Iranians counter that they need nuclear energy, specifically seven 1,000-megawatt plants, to accommodate domestic demand that already absorbs 1.8 million of the 4 million barrels of oil that Iran produces daily. Iran's population of 69 million is expected to increase to 90 million in 16 years, the government says.
As a result, Iran could be forced to use all its oil just to meet domestic demands within 20 years. That would be devastating for an economy dependent on oil exports for most of its revenue, said Ali Salehi, Iran's former representative to the International Atomic Energy Agency.
"This is the worst way of using our oil, especially since we won't have oil forever," Salehi said. "If we did that, we'd be like the United States, which is the third-largest producer of oil in the world but also the first importer of oil."
Although the cost of a nuclear reactor is much higher than a plant for fossil fuels, Iranian experts say the savings that would come from being able to export more of its oil as a result would pay for a nuclear facility in two to three years.
Iran is also wary of the cost of importing fuel for a nuclear plant, even if a permanent deal brokered by the Europeans includes lower rates. "We don't want to pay millions of dollars to Europe to buy the fuel," said Mohsen Rezaie, a former commander of Iran's Revolutionary Guards who is seen as a potential presidential contender.

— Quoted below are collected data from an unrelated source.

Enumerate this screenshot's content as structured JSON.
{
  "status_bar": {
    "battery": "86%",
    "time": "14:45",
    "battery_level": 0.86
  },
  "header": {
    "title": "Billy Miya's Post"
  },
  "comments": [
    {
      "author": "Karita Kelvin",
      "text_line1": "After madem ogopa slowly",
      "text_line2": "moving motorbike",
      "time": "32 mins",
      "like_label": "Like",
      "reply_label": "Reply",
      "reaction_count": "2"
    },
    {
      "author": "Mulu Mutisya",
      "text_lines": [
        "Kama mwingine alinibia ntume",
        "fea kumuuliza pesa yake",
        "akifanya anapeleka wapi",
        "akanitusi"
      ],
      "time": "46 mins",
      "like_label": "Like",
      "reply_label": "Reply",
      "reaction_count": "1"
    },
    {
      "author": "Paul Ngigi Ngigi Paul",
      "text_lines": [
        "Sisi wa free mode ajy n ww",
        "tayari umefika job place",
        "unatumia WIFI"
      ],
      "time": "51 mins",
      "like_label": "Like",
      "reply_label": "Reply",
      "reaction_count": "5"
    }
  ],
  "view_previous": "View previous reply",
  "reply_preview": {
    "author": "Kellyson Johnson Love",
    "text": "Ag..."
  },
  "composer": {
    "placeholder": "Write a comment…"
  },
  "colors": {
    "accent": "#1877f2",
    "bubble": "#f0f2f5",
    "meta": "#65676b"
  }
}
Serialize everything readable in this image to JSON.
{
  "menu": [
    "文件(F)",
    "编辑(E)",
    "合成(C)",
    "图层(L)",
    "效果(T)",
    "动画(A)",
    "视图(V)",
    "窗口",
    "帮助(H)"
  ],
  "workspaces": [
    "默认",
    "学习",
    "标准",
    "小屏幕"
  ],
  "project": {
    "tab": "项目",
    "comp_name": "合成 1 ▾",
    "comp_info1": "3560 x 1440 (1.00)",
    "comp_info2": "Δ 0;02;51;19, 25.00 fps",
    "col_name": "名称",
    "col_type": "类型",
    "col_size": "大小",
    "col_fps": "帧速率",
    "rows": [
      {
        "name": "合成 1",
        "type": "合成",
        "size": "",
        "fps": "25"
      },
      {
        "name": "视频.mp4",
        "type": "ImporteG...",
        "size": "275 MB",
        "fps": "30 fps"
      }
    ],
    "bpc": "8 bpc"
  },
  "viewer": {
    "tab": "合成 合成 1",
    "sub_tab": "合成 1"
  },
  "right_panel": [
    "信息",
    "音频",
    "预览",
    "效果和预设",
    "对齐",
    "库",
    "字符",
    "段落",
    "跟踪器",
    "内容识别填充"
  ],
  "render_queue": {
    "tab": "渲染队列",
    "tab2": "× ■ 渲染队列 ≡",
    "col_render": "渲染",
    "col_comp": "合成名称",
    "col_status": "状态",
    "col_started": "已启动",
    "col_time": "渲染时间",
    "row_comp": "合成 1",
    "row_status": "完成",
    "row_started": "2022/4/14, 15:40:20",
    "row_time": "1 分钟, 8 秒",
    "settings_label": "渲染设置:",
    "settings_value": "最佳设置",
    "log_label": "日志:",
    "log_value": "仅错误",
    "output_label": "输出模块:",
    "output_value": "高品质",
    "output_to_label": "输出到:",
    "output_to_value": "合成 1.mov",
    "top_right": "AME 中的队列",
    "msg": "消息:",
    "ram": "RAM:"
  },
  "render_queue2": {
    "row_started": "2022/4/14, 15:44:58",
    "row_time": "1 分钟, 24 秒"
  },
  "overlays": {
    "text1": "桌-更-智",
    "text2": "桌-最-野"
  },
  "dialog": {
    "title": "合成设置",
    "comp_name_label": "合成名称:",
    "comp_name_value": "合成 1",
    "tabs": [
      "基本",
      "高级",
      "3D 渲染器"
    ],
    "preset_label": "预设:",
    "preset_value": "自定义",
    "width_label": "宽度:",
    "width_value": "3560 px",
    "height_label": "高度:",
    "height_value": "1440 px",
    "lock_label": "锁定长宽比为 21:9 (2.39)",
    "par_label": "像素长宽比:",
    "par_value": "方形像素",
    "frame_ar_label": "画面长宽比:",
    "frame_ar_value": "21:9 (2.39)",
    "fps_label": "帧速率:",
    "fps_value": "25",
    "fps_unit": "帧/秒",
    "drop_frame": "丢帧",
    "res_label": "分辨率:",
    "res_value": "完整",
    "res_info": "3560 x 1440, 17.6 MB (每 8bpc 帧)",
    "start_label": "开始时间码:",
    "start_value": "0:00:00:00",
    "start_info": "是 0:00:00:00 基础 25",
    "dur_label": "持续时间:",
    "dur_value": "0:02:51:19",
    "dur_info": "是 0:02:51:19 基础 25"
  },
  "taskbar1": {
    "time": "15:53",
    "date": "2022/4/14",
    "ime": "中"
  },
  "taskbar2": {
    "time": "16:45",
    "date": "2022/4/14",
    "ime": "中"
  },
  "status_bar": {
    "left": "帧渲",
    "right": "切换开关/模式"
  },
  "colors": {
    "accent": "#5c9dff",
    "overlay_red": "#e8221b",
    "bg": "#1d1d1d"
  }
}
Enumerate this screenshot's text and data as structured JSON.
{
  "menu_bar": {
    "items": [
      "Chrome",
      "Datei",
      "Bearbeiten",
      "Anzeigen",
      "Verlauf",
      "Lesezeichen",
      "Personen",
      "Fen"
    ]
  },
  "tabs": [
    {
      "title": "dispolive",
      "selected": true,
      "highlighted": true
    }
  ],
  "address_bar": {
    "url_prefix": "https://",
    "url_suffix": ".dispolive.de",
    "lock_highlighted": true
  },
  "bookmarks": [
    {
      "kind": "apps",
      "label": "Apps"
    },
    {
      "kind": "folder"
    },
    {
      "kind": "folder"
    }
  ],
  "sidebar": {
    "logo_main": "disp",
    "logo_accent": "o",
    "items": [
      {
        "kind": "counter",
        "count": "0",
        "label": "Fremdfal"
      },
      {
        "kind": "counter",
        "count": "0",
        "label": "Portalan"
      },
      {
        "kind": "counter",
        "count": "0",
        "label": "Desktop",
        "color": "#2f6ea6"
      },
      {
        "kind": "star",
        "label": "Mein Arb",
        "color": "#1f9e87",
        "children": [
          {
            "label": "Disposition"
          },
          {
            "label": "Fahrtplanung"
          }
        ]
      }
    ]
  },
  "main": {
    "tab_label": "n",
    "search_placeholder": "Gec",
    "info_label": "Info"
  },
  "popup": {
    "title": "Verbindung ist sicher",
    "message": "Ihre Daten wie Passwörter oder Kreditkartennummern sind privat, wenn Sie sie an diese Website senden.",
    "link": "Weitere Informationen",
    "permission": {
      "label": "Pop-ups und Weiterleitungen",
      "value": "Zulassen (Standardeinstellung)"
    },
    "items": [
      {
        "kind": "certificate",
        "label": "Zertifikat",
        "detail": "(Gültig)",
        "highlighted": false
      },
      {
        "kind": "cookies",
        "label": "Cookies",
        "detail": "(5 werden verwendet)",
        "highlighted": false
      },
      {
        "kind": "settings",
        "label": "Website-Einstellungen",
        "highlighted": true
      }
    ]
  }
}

Iran has repeatedly denied that it intends to militarize its nuclear program. But U.S. officials and other Western envoys say they believe that some Iranians would like to be able to independently develop weapons capability.
Iran is still smarting from its war with Iraq in the 1980s, when chemical weapons killed or injured thousands of Iranians, according to U.S. estimates. The outside world did little to stop Iraq or protect Iran. "Many Iranians feel they can't rely on the world to defend us" against the use of weapons of mass destruction, Hadian said.
The neighborhood doesn't help. Pakistan, India, China, Russia and Israel all have the bomb, and Iraq and Libya have worked on it.
"Having the technology in itself has a psychological effect to deter countries," said Mohsen Mirdamadi, a former chairman of parliament's National Security and Foreign Policy Committee and one of three leaders of the U.S. Embassy takeover in 1979. "Nuclear technology will not deter America, but for countries in the region, it has that effect."